Она уткнулась в письмо. Слова, написанные на бледно-розово-голубой бумаге, с гербом семьи Тривертонов наверху, не могли принадлежать ее жестокосердной, бесчувственной матери! Эти слова, пышущие любовью и преданностью, писала молодая женщина, полная жизни и огня; они с поразительной точностью передавали все те чувства, которые испытывала Дебора по отношению к Кристоферу.

Глаза Деборы наполнились слезами. Как это ужасно – находиться вдали от любимого человека, быть проклятой обществом за любовь к человеку с другим цветом кожи.

Внезапно ей захотелось, чтобы мать оказалась сейчас здесь, в этой комнате, чтобы она поговорила с ней, чтобы они забыли обо всем, что было раньше, и начали свою жизнь с чистого листа. Как бы все изменилось!

Дебора знала, что Дэвид Матенге погиб во время охвативших страну волнений. Но где и когда, она не знала. Как, впрочем, не знала она и подробности смерти своего отца.

«Он умер до твоего рождения», – единственное, что сказала ей мать.

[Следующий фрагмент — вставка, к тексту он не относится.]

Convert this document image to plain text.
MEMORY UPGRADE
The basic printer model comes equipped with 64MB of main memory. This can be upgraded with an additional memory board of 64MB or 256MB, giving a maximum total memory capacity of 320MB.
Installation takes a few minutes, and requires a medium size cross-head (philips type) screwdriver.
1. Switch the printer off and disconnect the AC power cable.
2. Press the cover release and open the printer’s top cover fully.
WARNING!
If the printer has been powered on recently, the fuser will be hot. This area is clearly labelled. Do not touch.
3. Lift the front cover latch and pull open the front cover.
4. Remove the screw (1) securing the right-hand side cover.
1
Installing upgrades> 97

«Неужели мой отец тоже погиб в то смутное время? – думала озадаченная Дебора. – Когда моя мать познакомилась с ним – до или после того, как влюбилась в Дэвида Матенге?»

Впервые Деборе действительно стало интересно, кем был ее отец. Она всегда думала, что этот человек был незначительной фигурой в жизни ее матери. Они не были женаты; но любил ли он ее?

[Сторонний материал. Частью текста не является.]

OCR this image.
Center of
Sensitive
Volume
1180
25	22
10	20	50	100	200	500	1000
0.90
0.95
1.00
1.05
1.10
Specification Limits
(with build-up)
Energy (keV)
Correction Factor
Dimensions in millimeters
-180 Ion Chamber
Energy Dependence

Дебора продолжала читать письма. В одном из них ее мать сообщала о том, что она беременна. Дебора начала читать быстрее. Мона родила девочку, которую она назвала Мамби, в честь Первой Женщины. Она писала Дэвиду, насколько прекрасно «дитя любви».

Неожиданно письма закончились.

Должно быть, тогда погиб Дэвид.

Дебора собрала письма и, нахмурившись, уставилась на них. Что случилось с тем ребенком? Где Мамби сейчас?

Ни мать Деборы, ни тетя Грейс никогда не упоминали о другом ребенке. Может быть, Мамби отдали на удочерение? А может быть, она тоже умерла?

Решив, что она должна это выяснить, Дебора встала и окинула взглядом гостиную, словно там могли скрываться ответы на все ее вопросы. Она могла бы написать матери, но пройдут недели, прежде чем она получит ответ. Быть может, ее мать не захочет вспоминать о том печальном эпизоде своей жизни и не пожелает говорить на эту тему.

Кто еще может знать об этом? Дядя Джеффри? Но если он не в курсе, то ей не хотелось бы раскрывать секретов ее матери.

Наверняка тетя Грейс знала, но ее, к сожалению, больше нет.

Дебора вышла на веранду и огляделась. Была еще одна женщина, которая наверняка знала о том, что произошло с тем ребенком. В конце концов она была матерью Дэвида, и эти письма передавались через нее.

Деборе было страшно идти к старухе-знахарке. Она всегда побаивалась Маму Вачеру, всегда внутренне сжималась под пронизывающим взглядом ее глаз. Но Вачера в конце концов была бабушкой Кристофера и в скором времени станет ее родственницей, после того как они с Кристофером поженятся.

Она должна узнать, что произошло с тем ребенком.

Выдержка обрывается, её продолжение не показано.